The incidence of wound infection in some studies was found to be significantly higher in patients where drains were used [3,9]. However, a meta-analysis concluded that the use of drains has no effect on wound infection [2]. A randomized trial showed no statistical difference in the rate of wound infections with and without sub-hepatic drains [10]. Similarly, our study demonstrated no correlation between the presence of a drain and the wound infection rate.

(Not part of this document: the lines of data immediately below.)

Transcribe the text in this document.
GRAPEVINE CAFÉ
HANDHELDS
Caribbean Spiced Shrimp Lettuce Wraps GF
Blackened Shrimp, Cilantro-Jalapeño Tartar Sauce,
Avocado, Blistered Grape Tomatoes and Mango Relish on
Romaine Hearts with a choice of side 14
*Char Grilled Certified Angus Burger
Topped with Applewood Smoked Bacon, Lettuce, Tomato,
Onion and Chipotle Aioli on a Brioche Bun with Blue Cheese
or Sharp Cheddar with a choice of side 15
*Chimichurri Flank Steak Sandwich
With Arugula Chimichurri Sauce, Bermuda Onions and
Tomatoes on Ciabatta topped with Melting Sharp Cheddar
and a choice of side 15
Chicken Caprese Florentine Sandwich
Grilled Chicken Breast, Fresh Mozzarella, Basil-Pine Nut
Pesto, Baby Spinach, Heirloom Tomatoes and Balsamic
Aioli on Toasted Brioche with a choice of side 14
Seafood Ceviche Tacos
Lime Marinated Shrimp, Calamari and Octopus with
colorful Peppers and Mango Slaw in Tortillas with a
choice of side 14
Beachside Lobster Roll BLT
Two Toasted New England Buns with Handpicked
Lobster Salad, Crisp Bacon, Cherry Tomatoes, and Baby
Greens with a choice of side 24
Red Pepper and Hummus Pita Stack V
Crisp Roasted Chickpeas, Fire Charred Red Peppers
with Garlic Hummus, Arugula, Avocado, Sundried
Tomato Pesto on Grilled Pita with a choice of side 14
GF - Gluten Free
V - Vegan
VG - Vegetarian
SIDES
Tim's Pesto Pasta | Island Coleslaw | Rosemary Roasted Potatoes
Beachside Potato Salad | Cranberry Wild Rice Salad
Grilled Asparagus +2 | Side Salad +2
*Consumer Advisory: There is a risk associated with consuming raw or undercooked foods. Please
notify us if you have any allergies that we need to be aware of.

Georgiou et al. [11] and Sharma et al. [12] found that postoperative pulmonary complications were similar in patients with and without drains. Although the pulmonary complications rate in our study was higher with drains this seemed to be related to clinical presentations and operative findings.

Limitations

This study is limited by the fact that it cannot be compared with others addressing abdominal drainage after LC on account of the large percentage of emergent cholecystectomy (59.4%, Table 2), resulting in difficult cholecystectomies graded III to V in 59% (Table 4). However, it is the first study addressing abdominal drainage in a series with a large number of bile duct explorations. Our service model is that of a specialist referral unit with a large biliary emergency workload, a policy of index admission surgery in all comers who are fit for surgery and single session laparoscopic management of bile duct stones [24,25]. There was subsequently a low threshold and a high incidence of sub-hepatic drain utilisation for specific indications summarised in Table 1. The series also spanned three decades and it could be argued that the utilisation of drains may have evolved subject to increasing experience and technical improvements. However, the incidence of drain usage over the three decades was 49.7%, 51.1% and 54.9% suggesting a similar case mix and specific indications rather than individual bias. Although the decision to insert a drain is dependent on the experience and judgement of the operating surgeon the presence of one or more indications should weigh in favour of placing a sub-hepatic drain. It is agreed, however, that elective and uncomplicated LC do not routinely justify using drains. Careful intraoperative consideration of the indications to use drains avoided drainage in 12.4% of patients undergoing transcystic exploration of the bile duct and a similar proportion of patients with acute gallbladder pathology. A stricter selective policy, could also have avoided drains in 87.4% of grade I LC and 84.8% of grade II who had no bile duct explorations and 68.3% of Grade III patients who had no ductal explorations or acute cholecystitis. Such a policy could have resulted in reducing the rate of abdominal drainage by one third from 52.5 to 34.7%.

Conclusions

The rate of utilisation of drains in this study is relatively high due to the high workload of biliary emergencies and bile duct exploration. Certain preoperative criteria have associations with the decision to insert drains. While some operative findings will be paramount in determining sub-hepatic drain utilisation after LC, careful selection is advocated to avoid drainage whenever possible even in some patients undergoing transcystic bile duct exploration and those with operative findings suggesting acute gall bladder pathology. In the specialist setting, while having specific principles, the decision to insert drains is guided by the surgeon’s judgement. Drains can help to control bile leakage or other collections in order to avoid their complications, optimise the need for cross-sectional imaging and facilitate the potential for conservative management thus reducing the need for remedial reinterventions.